When first contacted by IBM for a “compliance review” (read: software audit), many business owners simply assume that the scope of the requested audit is within IBM’s rights under applicable licensing agreements. Alternatively, if they do request that IBM identify the basis for the audit demand, they take it at its word that those rights are described accurately in the current, standard-form license agreements. This is a mistake.

The very first step that a business owner should take after being contacted by IBM for an audit (other than calling the company’s attorney) is to collect and read the various license agreements that the company signed with IBM. Admittedly, in many cases, this is no easy task. Many businesses rely and have relied on software published by IBM for mission-critical business operations for years or even decades. Those agreements may have been signed either directly with IBM or with one of the numerous, smaller competitors that IBM has acquired through the years. The resulting “document soup” can be a difficult meal to digest.
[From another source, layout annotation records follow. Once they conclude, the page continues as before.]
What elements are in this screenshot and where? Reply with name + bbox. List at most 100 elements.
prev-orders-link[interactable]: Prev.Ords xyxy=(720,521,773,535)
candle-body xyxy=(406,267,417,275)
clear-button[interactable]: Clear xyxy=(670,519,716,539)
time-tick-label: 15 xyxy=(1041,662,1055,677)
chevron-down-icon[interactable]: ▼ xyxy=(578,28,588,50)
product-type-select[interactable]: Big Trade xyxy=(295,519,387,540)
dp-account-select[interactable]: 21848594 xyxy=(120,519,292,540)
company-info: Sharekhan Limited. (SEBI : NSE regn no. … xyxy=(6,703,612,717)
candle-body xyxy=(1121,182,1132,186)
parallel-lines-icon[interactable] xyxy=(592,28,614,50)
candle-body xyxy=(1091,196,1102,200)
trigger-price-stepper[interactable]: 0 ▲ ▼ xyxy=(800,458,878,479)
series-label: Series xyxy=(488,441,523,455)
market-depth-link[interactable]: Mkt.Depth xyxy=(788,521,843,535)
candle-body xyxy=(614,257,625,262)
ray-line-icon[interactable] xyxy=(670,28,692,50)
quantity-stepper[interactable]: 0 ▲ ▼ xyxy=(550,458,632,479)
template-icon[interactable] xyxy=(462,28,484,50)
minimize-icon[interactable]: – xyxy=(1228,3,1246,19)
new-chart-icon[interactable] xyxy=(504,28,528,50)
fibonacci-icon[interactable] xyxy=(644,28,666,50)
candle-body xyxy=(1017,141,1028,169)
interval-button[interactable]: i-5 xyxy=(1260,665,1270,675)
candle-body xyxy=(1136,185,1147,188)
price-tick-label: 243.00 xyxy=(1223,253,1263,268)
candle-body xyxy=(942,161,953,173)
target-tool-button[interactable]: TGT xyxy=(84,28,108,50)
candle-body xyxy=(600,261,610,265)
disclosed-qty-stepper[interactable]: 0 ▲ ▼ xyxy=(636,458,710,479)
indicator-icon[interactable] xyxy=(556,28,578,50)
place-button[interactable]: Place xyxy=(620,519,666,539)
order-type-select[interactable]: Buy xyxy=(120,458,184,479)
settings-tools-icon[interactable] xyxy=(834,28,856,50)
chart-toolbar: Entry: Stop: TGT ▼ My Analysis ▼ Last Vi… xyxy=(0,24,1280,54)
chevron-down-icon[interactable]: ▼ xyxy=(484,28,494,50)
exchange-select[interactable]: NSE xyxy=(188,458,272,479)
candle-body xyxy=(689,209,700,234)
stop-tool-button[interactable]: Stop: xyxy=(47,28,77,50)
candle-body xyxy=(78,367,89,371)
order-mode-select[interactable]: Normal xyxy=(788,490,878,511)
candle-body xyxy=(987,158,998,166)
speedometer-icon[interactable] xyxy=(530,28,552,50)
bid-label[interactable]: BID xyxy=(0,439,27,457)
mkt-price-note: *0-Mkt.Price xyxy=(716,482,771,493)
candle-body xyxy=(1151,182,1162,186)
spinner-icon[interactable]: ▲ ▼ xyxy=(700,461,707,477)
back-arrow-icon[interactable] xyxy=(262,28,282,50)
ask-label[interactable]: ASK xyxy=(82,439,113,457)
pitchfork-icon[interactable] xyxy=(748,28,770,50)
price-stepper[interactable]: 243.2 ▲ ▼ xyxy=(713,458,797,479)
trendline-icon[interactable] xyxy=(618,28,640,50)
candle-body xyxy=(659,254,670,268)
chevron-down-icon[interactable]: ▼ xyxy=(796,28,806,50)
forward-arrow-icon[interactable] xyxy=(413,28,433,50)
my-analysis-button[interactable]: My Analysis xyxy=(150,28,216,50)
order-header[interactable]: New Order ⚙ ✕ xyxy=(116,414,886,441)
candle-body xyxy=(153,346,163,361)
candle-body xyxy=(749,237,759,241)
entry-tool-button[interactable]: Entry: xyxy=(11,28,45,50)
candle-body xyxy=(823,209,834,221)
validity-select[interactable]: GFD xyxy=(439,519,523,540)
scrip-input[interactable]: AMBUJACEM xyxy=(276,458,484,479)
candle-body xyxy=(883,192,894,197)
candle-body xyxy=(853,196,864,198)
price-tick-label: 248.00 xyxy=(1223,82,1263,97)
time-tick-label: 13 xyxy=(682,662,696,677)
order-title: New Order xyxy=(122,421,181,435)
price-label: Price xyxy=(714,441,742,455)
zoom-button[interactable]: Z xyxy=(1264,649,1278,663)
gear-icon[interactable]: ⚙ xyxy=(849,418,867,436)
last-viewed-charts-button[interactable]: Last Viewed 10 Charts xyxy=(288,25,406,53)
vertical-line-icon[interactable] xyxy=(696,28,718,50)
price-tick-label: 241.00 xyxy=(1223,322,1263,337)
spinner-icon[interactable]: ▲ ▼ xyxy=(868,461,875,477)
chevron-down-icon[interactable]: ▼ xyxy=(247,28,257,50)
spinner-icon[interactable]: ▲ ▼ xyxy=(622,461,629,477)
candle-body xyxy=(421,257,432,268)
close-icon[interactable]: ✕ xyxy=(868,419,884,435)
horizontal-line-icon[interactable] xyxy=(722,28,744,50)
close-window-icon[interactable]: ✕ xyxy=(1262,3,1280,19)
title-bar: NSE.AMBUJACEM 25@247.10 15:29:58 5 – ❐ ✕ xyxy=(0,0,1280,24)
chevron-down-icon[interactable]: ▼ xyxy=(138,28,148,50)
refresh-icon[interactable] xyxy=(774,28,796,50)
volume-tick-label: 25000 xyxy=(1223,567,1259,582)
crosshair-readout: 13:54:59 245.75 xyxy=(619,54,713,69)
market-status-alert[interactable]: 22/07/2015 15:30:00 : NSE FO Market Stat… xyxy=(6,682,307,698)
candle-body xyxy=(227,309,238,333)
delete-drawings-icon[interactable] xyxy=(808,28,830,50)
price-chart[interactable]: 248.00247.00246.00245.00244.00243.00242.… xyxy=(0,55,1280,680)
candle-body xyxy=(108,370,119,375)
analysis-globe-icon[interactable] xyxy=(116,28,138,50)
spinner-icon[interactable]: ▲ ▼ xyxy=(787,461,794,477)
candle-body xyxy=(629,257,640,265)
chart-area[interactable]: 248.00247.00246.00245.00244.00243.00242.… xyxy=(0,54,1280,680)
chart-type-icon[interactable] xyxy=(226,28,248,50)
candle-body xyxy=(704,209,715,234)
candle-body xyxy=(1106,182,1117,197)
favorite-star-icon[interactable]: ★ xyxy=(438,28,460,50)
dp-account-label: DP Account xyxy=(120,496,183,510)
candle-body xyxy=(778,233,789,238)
However, that contract-review process is vital. IBM’s current, standard-form agreements give the company immensely broad audit and compliance-resolution rights that border on being punitive for companies found to have overdeployed IBM software on their computers. By contrast, earlier agreements, if they included audit rights at all, often were much more limited in terms of scope or in terms of remedies for non-compliance. As long as IBM did not have the unilateral right to amend those agreements without the licensee’s consent, and as long as the licensee did not subsequently agree in writing to more onerous audit language, then in some cases it may be possible to significantly mitigate the exposure related to a requested IBM audit by demanding that the audit conform to the scope of rights included in the written agreements.

Knowledgeable counsel can help both to interpret the effect and significance of license agreements and to advise regarding the implications of insisting on compliance with those agreements.